ILO-South Asia partnerships on child labour

Meaningful partnerships are the bedrock for strategic and sustained action on child labour. Highly important among these are partnerships at various in-country and regional levels with the ILO constituents – governments, and employers’ and workers’ and their representatives. Networks, alliances and movements of civil society organizations, including those of and related to youth and children are contributing in significant ways to the prevention and elimination of child labour and the ILO DWT South Asia pursues engagement and support of these.

The ILO has a strategic technical and policy advocacy alliance with the South Asia Initiative to End Violence against Children (SAIEVAC), an inter-governmental Apex Body of the South Asian Association for Regional Cooperation (SAARC), which works in close collaboration with representatives and networks of civil society, children and the UN/INGO inter-agency group – the South Asia Coordinating Group on Action against Violence against Children (SACG). As Chair of SACG and Governing Board Member of SAIEVAC for 2013-14, the ILO plays an active role in the partnership.

The ILO and SAIEVAC further collaborate under a bilateral partnership agreement on child rights/child labour . Among collaborative activities has been the 2013 course UN CRC and ILO Child Labour Conventions: towards greater coherence in reporting and action, organized at the ILO’s International Training Centre in Turin in collaboration with the Office of the Special Representative of the Secretary General on Violence Against Children (SRSG-VAC)

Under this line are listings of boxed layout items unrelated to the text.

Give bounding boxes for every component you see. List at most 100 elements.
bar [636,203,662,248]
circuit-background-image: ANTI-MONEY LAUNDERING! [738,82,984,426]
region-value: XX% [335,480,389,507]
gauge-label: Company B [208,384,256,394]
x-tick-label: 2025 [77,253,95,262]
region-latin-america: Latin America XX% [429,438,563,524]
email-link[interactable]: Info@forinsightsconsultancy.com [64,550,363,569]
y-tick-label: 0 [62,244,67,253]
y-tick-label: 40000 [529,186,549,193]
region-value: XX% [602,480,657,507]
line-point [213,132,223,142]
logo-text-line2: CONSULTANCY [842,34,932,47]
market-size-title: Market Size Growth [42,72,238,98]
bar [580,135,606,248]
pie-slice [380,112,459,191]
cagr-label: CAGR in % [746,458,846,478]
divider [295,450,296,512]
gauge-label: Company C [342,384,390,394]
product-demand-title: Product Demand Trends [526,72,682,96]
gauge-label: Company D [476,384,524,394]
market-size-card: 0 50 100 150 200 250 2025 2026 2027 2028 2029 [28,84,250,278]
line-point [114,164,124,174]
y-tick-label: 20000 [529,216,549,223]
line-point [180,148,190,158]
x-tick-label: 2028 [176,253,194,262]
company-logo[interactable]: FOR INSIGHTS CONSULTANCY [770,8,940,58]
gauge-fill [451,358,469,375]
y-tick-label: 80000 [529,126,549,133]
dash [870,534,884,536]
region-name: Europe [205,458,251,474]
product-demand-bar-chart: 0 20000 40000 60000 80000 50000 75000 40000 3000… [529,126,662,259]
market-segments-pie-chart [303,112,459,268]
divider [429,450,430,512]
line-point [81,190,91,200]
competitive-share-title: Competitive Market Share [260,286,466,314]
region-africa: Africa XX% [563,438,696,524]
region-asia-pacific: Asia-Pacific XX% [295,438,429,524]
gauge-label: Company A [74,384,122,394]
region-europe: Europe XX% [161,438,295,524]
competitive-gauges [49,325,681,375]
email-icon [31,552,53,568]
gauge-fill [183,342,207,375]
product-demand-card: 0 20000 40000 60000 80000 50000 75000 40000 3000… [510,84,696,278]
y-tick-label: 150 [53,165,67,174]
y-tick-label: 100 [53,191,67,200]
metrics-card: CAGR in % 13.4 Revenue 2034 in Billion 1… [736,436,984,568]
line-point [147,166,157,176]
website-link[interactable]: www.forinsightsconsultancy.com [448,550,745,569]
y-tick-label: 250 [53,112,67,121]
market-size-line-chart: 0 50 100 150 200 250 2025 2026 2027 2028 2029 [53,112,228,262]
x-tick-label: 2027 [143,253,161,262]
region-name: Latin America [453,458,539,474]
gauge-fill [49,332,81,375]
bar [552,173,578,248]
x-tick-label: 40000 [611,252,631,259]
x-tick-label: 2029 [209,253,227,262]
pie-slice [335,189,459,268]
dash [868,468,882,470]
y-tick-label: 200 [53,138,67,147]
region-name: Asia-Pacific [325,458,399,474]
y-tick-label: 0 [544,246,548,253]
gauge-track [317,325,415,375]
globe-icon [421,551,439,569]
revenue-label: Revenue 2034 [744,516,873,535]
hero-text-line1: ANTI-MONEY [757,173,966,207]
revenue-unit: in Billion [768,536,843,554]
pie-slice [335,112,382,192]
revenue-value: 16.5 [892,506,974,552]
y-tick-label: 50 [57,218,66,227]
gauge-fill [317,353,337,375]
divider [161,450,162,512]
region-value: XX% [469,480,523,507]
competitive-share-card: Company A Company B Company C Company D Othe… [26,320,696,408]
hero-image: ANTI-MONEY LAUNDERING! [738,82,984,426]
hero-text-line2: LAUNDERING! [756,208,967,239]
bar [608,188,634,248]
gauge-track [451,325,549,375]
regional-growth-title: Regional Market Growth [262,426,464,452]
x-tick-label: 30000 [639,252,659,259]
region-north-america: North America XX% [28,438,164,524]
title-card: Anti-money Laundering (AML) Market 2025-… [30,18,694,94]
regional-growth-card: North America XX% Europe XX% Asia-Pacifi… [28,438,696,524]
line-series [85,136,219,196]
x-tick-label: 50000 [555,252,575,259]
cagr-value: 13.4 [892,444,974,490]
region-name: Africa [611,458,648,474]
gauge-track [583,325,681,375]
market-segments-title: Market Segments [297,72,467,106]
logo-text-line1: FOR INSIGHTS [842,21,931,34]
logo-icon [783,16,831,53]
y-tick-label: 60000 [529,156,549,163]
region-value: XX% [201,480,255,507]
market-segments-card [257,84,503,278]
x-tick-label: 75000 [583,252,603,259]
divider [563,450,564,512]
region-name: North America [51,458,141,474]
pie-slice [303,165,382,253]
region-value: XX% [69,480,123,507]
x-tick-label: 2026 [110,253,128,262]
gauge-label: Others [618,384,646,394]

Supporting regional and inter-regional collaboration on the issue of child labour and sharing of experiences and knowledge are an important element of the ILO DWT South Asia Strategy on Child Labour. The ILO supported the SAARC Child Labour Workshops in 2009 and 2013, organized by the Ministry of Labour and Employment, India in collaboration with Ministry of External Affairs and the V.V. Giri National Labour Institute. The South Asia Labour Conference organized by the Government of Punjab, Pakistan in 2014, resulted in a set of recommendations, including at the South Asia level.

Partnerships with the collaborative research projects of Young Lives in India  (part of the international study of childhood poverty based at the University of Oxford) and Understanding Children’s Work – UCW  (an international initiative of the ILO, UNICEF and the World Bank) help to inform the DWT’s work on child labour in South Asia through a strengthened evidence and knowledge base for policy advisory services and programme design.